Route of Administration and Dose: Theophylline may be used as a sustained release oral preparation for the prevention of acute exacerbations of COPD. The dose depends on the preparation being used and is given twice daily. Aminophylline is an intravenous preparation used for the relief of acute episodes of bronchospasm. It is a strong alkaline solution and should not be given intramuscularly or subcutaneously. A loading dose of 5 mg kg–1 should be given slowly over 20 min followed by an infusion of 0.5-0.7 mg kg–1 h–1. If the patient is already taking an oral theophylline, then the loading dose should be omitted.

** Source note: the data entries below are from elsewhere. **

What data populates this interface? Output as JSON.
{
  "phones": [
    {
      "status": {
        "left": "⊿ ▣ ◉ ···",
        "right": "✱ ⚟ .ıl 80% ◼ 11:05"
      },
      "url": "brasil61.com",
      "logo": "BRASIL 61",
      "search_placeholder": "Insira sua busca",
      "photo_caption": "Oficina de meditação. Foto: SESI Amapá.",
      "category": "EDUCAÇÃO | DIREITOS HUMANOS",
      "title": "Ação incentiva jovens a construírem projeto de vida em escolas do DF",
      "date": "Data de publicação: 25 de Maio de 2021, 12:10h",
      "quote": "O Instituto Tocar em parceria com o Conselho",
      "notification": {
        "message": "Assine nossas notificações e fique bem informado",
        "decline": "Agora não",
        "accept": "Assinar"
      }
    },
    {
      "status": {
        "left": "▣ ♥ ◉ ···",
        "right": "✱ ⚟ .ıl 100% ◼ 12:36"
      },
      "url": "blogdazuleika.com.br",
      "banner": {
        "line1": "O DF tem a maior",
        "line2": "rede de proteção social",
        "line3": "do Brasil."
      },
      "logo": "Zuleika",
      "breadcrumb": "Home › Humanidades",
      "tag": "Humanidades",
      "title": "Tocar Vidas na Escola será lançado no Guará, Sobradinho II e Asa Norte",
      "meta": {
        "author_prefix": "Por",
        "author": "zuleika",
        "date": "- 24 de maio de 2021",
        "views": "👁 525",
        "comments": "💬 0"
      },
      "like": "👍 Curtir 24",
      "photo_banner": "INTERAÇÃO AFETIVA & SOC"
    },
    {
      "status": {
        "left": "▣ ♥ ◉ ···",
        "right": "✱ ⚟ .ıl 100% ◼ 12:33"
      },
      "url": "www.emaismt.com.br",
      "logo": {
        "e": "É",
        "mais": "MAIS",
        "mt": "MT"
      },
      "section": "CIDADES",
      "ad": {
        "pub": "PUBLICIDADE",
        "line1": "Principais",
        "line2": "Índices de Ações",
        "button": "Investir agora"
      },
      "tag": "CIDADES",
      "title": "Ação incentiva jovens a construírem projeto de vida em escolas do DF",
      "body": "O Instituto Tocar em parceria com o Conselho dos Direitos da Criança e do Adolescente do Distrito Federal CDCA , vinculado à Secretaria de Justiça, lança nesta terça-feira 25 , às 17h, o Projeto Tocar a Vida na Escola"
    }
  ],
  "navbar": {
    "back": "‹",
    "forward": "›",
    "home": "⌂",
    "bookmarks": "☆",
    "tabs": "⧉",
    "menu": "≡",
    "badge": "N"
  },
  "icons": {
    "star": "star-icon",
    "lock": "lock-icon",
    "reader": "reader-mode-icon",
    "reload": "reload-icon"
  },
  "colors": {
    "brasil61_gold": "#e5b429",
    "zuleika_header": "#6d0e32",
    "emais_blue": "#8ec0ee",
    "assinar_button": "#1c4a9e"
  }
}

There is a close relationship between the degree of bronchial dilatation and the plasma concentration of theophylline. A concentration of < 10 mg L–1 is associated with a mild effect and a concentration of > 25 mg L–1 with frequent side-effects. Consequently, the therapeutic window is narrow and the plasma concentration should be maintained within the range 10–20 mg L–1 (55–110 μmol L–1). Plasma assays should be performed 6 h after commencing an infusion or following a rate change and then every 24 h. Approximately 40% of the drug is protein-bound. Theophylline is metabolized mainly in the liver by cytochrome P450 microenzymes; 10% is excreted unchanged in urine. Factors which affect the activity of hepatic enzymes and thus the clearance of the drug are summarized in Table 9.2. The infusion rate of aminophylline should be adjusted accordingly (e.g. 1.6 times for smokers, 0.5 times for patients receiving erythromycin). The dose for obese patients should be based on ideal body weight and frequent estimation of plasma concentration is required to prevent ineffective therapy or toxicity.
TABLE 9.2
Factors Affecting the Plasma Concentration of Methylxanthines for a Given Dose
Factors Which Lower the Plasma Concentration:
Children
Smoking
Enzyme induction – rifampicin, chronic ethanol use, phenytoin, carbamazepine, barbiturates
High protein diet
Low carbohydrate diet
Factors Which Increase the Plasma Concentration:
Old age
Congestive heart failure
Enzyme inhibition – erythromycin, omeprazole, valproate, isoniazid, ciprofloxacin
High carbohydrate diet
Adverse Effects: Adverse effects of methylxanthines may be severe and are more likely to occur in patients also receiving a β-agonist bronchodilator or other sympathomimetic drugs.
Central nervous system effects: stimulation of the CNS may lead to nausea, restlessness, agitation, insomnia, tremor and seizures. Some CNS effects (e.g. tremor) may occur even with therapeutic plasma concentrations of the drug.
Cardiovascular effects: methylxanthines have positive chronotropic and inotropic effects on the heart. Tachyarrhythmias may occur with therapeutic doses, especially in the presence of halothane.